Thema: CSU Es fehlt an Kontrollen

Zum Kurierartikel „Ländliche Regionen profitieren kaum“, vom 3./4. August.

Der wundersamen Wandlung unseres Polit-Showmeisters zum jetzt „gut fürs Klima“-Ministerpräsidenten kann man einen gewissen Unterhaltungswert bei mangelnder Glaubwürdigkeit zubilligen. Es vergeht kaum ein Tag, an dem diese Söder-Show nicht wohlwollend von den Medien unterstützt wird. Der gelernte Journalist passt aber auch zu gut in unsere Zeit des Ankündigungsjournalismus. Klimaschutz ins Grundgesetz aufnehmen – hurra Herr Söder, prima, damit ist alles gelöst, wenn es in den Gesetzen und Verordnungen steht.

„An Dreeg, Herr Pfarrer“, nichts ist gelöst. Gerade im Bundesland Bayern fehlt es an wirksamen und flächendeckenden Kontrollen, was Umweltregeln und Gesundheit (Lebensmittelskandale betrifft, sowie den Tierschutz in der Massentierhaltung, Steuergerechtigkeit und so weiter – Papier ist geduldig. So gibt es überschwängliches Lob für die Übernahme der Forderungen des sogenannten Bienenvolksbegehrens in ein Umweltgesetz.

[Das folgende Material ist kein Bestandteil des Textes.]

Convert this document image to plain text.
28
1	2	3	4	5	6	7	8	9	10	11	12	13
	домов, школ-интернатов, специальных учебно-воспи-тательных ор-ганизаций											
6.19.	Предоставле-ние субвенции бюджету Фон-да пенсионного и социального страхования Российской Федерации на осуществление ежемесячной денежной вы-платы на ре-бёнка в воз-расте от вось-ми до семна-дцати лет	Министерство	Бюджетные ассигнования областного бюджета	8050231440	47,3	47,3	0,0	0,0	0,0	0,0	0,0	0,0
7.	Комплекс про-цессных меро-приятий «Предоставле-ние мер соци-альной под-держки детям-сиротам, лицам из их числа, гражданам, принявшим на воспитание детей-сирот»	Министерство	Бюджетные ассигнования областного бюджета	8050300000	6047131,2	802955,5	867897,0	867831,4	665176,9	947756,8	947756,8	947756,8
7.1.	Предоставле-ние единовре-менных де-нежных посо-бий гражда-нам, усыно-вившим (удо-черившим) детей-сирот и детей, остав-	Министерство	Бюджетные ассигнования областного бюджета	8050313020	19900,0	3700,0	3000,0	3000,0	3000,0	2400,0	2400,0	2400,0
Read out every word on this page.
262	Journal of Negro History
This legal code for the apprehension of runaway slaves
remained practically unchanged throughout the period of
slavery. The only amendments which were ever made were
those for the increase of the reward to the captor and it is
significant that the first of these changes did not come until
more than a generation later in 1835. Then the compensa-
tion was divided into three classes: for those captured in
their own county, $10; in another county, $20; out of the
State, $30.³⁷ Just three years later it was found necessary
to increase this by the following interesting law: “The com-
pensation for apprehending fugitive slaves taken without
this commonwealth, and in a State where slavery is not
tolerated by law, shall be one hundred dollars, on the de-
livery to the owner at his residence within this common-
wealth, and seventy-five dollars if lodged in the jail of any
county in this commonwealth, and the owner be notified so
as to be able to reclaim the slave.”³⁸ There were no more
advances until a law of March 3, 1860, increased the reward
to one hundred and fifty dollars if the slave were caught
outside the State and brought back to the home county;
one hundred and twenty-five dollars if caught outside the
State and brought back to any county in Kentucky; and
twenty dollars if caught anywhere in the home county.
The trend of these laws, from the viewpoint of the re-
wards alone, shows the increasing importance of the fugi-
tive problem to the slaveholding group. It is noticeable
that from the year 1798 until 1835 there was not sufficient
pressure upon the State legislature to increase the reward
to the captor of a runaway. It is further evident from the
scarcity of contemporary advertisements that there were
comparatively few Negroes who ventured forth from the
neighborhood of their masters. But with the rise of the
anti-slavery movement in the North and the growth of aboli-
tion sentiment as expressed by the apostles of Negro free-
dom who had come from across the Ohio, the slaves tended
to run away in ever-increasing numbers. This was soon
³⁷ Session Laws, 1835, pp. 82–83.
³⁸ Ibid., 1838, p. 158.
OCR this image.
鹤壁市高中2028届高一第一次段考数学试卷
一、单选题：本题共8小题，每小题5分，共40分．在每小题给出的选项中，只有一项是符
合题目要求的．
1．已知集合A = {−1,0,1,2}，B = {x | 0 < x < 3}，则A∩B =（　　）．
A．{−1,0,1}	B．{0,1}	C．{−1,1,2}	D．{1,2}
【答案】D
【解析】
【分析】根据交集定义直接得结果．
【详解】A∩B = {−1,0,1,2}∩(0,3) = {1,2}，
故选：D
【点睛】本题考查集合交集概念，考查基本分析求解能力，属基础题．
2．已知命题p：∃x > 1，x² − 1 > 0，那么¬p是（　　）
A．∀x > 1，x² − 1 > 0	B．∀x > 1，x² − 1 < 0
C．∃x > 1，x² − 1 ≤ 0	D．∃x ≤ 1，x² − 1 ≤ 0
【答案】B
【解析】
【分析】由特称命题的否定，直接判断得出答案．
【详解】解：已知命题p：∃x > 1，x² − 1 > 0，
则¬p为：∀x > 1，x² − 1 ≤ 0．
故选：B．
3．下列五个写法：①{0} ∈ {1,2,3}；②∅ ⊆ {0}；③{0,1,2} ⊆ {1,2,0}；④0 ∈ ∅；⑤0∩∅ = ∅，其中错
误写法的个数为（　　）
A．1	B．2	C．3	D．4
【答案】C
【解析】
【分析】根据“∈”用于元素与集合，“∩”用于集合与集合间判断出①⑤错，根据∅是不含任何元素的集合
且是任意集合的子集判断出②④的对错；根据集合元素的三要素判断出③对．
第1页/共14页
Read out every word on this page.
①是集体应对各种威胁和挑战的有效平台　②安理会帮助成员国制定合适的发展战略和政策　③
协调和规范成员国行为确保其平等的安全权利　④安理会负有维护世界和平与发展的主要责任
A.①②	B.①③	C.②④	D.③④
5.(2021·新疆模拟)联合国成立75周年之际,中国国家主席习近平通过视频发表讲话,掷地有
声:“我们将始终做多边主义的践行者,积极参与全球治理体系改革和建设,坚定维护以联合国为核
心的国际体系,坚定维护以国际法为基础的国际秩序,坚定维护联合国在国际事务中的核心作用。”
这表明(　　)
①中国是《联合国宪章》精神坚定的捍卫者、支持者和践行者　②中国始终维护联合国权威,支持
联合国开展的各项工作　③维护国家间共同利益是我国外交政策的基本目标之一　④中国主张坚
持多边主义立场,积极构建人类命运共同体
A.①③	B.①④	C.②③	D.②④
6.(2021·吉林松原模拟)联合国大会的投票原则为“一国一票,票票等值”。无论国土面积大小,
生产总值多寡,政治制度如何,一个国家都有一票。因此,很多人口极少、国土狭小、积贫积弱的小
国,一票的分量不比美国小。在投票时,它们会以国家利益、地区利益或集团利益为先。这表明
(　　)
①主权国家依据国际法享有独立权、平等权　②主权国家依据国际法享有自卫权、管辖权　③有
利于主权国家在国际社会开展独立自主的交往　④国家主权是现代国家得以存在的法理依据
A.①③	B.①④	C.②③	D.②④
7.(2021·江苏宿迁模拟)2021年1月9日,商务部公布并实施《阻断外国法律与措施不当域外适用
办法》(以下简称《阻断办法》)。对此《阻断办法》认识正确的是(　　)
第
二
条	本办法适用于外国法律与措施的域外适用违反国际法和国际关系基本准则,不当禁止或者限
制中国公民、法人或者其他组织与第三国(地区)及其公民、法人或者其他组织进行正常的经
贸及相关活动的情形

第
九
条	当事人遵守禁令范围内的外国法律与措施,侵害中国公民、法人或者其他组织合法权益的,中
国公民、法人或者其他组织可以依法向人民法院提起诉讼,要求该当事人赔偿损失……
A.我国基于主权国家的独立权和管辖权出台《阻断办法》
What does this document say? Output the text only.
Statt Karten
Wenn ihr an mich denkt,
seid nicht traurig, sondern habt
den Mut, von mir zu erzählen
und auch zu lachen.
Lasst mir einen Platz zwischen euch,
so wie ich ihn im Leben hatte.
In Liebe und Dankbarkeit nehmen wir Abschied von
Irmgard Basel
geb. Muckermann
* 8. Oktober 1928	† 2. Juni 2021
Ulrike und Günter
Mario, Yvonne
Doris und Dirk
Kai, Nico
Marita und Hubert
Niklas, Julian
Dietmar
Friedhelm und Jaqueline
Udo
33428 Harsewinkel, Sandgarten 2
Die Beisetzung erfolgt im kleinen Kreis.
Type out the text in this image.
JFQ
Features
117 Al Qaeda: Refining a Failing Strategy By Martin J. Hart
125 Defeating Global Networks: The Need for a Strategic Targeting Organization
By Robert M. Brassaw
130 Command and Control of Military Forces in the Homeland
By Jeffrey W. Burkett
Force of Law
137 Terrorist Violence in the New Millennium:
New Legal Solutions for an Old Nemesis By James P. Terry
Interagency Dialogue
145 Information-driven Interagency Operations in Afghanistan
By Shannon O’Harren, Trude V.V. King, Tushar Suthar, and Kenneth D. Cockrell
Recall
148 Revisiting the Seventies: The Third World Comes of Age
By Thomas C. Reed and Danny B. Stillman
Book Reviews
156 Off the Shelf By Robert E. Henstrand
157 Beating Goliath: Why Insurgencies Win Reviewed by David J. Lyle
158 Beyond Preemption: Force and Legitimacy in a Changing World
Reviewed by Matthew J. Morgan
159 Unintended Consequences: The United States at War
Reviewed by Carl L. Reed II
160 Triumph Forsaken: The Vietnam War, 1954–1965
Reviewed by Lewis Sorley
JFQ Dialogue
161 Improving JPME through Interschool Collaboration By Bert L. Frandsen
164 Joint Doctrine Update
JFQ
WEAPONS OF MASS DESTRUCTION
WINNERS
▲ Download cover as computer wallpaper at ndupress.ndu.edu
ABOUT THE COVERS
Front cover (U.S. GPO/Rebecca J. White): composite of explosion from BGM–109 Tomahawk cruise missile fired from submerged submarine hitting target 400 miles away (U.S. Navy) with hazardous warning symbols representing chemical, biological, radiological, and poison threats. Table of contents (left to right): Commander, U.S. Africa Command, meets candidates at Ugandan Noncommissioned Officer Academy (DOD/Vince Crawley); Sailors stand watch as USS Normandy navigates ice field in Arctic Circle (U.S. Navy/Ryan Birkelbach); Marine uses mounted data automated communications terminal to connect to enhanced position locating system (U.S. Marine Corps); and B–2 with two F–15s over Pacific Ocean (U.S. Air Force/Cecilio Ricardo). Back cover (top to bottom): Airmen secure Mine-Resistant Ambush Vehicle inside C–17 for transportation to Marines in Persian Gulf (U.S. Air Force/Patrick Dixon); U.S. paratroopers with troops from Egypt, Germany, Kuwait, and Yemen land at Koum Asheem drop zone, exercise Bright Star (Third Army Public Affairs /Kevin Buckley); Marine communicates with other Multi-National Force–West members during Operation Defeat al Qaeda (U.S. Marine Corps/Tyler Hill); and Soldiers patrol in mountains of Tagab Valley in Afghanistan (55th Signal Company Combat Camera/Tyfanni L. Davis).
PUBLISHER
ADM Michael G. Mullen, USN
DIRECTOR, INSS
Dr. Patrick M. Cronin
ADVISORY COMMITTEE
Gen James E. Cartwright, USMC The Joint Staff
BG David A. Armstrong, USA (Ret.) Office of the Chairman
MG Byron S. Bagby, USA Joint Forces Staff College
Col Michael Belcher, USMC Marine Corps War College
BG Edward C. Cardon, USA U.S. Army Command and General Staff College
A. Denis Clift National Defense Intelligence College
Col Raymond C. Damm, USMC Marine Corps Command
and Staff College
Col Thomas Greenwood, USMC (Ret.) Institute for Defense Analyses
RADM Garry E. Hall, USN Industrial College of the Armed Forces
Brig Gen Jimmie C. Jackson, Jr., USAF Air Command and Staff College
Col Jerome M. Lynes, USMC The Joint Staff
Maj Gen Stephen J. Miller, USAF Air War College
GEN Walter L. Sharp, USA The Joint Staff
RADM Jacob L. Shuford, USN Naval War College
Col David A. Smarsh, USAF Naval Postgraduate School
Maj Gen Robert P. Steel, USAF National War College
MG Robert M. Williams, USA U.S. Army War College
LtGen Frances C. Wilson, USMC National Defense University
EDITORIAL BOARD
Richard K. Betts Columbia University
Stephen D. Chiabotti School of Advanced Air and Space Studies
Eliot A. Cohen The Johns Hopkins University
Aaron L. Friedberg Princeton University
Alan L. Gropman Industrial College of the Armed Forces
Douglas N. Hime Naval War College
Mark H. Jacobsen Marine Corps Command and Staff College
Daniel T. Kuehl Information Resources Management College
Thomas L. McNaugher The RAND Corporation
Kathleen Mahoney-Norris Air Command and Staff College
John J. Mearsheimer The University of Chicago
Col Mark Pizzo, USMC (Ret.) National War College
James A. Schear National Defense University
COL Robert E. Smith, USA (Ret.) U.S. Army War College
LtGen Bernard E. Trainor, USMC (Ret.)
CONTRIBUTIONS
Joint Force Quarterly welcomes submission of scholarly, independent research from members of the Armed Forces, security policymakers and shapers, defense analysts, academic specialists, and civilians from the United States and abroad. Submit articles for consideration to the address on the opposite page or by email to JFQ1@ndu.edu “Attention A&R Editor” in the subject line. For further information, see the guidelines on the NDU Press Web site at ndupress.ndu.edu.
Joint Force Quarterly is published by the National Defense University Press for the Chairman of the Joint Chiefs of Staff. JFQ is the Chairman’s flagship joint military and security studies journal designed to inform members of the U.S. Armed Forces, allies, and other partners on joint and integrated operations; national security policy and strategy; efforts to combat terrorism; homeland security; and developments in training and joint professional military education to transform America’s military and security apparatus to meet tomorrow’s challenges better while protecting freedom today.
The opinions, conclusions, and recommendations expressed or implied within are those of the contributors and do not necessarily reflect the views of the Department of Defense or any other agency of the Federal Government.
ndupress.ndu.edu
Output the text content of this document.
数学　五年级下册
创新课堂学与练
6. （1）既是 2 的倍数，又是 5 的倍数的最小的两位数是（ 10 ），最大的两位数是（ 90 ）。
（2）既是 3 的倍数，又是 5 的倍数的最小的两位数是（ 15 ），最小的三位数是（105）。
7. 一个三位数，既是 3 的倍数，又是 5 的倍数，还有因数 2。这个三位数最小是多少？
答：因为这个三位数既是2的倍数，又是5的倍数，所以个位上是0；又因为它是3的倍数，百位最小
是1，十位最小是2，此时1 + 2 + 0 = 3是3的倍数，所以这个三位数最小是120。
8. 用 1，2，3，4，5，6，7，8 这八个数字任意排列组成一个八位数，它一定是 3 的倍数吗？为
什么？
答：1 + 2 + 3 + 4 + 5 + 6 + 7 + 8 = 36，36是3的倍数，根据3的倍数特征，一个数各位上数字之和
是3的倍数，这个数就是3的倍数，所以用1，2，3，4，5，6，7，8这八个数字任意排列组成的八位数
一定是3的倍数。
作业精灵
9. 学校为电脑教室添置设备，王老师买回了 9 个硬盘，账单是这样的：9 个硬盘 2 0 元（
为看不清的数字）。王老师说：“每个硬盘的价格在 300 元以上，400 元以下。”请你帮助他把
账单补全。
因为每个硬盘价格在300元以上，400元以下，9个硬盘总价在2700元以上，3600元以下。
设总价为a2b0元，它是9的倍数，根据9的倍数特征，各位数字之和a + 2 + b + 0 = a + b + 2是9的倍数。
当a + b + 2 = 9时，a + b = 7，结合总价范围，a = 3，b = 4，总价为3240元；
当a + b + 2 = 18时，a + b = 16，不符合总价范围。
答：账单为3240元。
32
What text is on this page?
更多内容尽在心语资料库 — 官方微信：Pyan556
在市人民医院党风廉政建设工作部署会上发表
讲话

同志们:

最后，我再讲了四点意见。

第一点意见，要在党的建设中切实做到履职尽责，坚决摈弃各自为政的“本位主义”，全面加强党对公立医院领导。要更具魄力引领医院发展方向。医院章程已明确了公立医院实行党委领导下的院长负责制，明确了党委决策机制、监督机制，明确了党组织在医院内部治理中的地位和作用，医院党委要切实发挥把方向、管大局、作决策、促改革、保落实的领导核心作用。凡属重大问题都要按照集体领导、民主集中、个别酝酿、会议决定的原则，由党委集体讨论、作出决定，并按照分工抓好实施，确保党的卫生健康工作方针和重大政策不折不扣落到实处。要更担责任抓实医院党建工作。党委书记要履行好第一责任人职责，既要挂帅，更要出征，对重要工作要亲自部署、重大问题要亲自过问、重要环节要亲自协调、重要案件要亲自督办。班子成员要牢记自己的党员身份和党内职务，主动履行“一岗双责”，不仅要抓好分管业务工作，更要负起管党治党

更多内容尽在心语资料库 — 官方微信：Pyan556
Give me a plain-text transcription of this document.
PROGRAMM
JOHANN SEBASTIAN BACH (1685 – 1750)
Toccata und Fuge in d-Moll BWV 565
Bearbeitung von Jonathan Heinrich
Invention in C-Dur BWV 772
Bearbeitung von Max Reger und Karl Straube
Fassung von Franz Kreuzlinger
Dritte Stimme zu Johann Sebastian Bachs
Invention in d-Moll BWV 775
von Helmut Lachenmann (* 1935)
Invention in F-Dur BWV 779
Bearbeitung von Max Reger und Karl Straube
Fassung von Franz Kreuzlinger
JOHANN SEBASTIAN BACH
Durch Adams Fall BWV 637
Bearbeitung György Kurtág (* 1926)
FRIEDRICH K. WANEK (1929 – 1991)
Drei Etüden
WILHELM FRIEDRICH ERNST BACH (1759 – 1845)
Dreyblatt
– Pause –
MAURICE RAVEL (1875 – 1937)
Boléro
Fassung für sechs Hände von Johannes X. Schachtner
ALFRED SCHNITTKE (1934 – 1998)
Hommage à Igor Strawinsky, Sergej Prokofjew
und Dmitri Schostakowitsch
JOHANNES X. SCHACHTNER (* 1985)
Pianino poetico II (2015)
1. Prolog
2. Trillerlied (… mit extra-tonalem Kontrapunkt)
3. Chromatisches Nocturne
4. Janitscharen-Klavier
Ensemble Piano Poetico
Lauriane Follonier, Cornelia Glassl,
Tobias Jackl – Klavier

Würde man die täglichen Verstöße dagegen in der Zeitung auflisten, wäre kein Platz mehr für die Söder-Show-Einlagen. Sein Stellvertreter Aiwanger reist unermüdlich im Land herum und wettert zusammen mit Vertretern der industriellen Landwirtschaft gegen das eigene Gesetz. Gerade dieser Tage wird wieder deutlich, wie wenig Söder geneigt ist, wirklich entscheidende und längst überfällige Weichenstellungen vorzunehmen. Seit 1999 kommt alle Jahre wieder (Kurier 3./4. August) die „Erfolgsmeldung“ der mit erheblichen Mitteln staatlich finanzierten Aktion, die weltweit für Industrieansiedlungen im Bundesland Bayern wirbt.

Seit es diese kontraproduktive Aktion „Invest in Bavaria“ gibt, gehen in der Regel mindestens 80 bis 90 Prozent der damit erworbenen Investitionen (Arbeitsplätze) nach München und in den Münchner Speckgürtel. Im Klartext: Nicht bezahlbarer Wohnraum, Verkehrskollaps, Landschaftszerstörung, und, und, und sind Folge dieser von einem Franken (Söder) bedenkenlos weiter geförderten unsinnigen Maßnahme.

Es wäre doch mal ein schöner Zug unserer Tageszeitung zusammenzutragen, wie viel Arbeitsplätze und Fremdansiedlungen man durch dieses „Invest in Bavaria“ in Oberbayern und wie viel in Oberfranken insgesamt seit 1999 geschaffen worden sind. Seltsam auch, als die Freien Wähler noch nicht in Regierungsverantwortung waren, da sind sie zusammen mit den Grünen und der SPD jedes Jahr Sturm gegen Invest in „Obb“ gelaufen. Jetzt tun das nur noch die Grünen glaubwürdig.

Aus bescheidener fränkischer Sicht wäre es doch schon ganz nett, wenn man etwa beim Frühschoppen im Leupser Wirtshaus mal ein Handy-Netz hätte, um daheim anrufen zu können, ob die Klöß schon fertig sind.